Need a legal document? You can find it yourself

  • Article by: TIM HARLOW
  • Star Tribune
  • February 26, 2011 - 9:13 PM

Navigating the legal system can be a daunting task, especially for the uninitiated. And if lawyers are involved, it can be an expensive proposition.

With the aid of a $25,000 federal technology grant, the Washington County Law Library is trying to make that process a bit less mysterious by launching a free series of seminars designed to give people hands-on experience with accessing forms electronically and finding other resources for their legal needs.

"The whole idea is that this information is available on line," said law librarian Brian Huffman. "A majority of what I see is family law issues in which people try to represent themselves in court. They don't know how to do the form or anything about the procedure, and they are floundering."

It's not just those involved in divorce or child custody cases who can benefit from the "Librarians Lending a Hand: Teaching the Public How to Find and Use Legal Resources" program, Huffman said. Seminars that will be taught by law librarians and attorneys at public libraries throughout Washington County will cover everything from how to file a claim in conciliation court and sue for breach of contract to issues regarding tenant-landlord rights and foreclosure. They are set to begin early next month.

The law library used the grant from the Institute of Museum and Library Services to buy 10 laptop computers that seminar participants can use to access court records, papers, documents and other information pertaining to litigation. Participants can also bring their own computers, Huffman said.

In each session, the keynote speaker will give a general overview of the topic, then spend time giving one-on-one instruction.

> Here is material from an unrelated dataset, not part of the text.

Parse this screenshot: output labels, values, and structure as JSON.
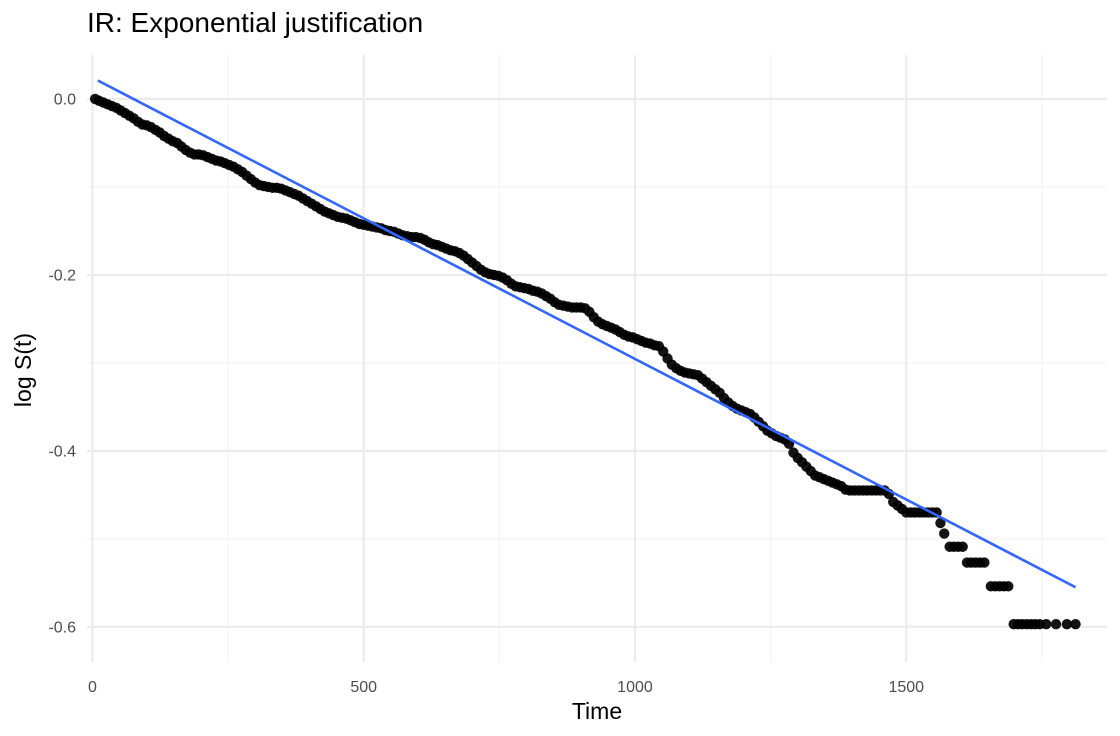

Each seminar will be limited to about 20 people, but they will be offered multiple times over the next 12 months. The seminars designed to give the average citizen "access to justice" will be open to anybody who wishes to represent themselves in court due to financial constraints or other reasons. Participants don't have to live in Washington County to attend, Huffman said.

A schedule will be posted on the law library's web site at when it's finalized. To publicize the seminars, brochures will be printed up and distributed at area nonprofits that often give referrals to clients and to patrons at area libraries.

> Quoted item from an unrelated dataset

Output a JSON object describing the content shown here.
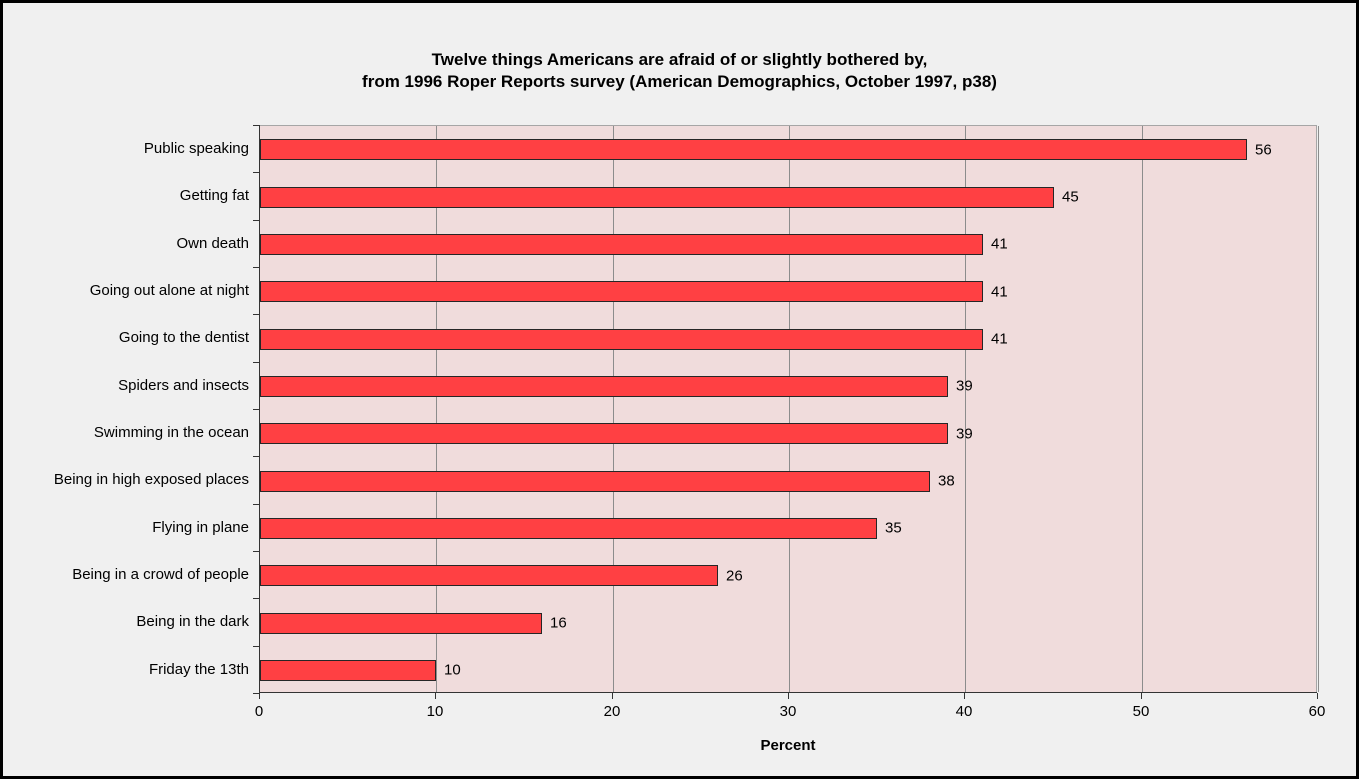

Every county in the state has a public law library at its courthouse, although only metro area facilities and a couple of larger outstate counties have full-time staff.

Reference librarians have always been available to help citizens with legal issues at the Washington County Law Library. But the facility inside the Washington County Courthouse is open only 8 a.m. to 4:30 p.m. weekdays. By teaming up with the county library system, the public will have access to training after hours and can get it in an environment that may not be as intimidating as going to a government building.

"People feel more comfortable in a library; it's like apple pie and mom," Huffman said. The whole idea is "to introduce people to the judicial system and make it less mysterious."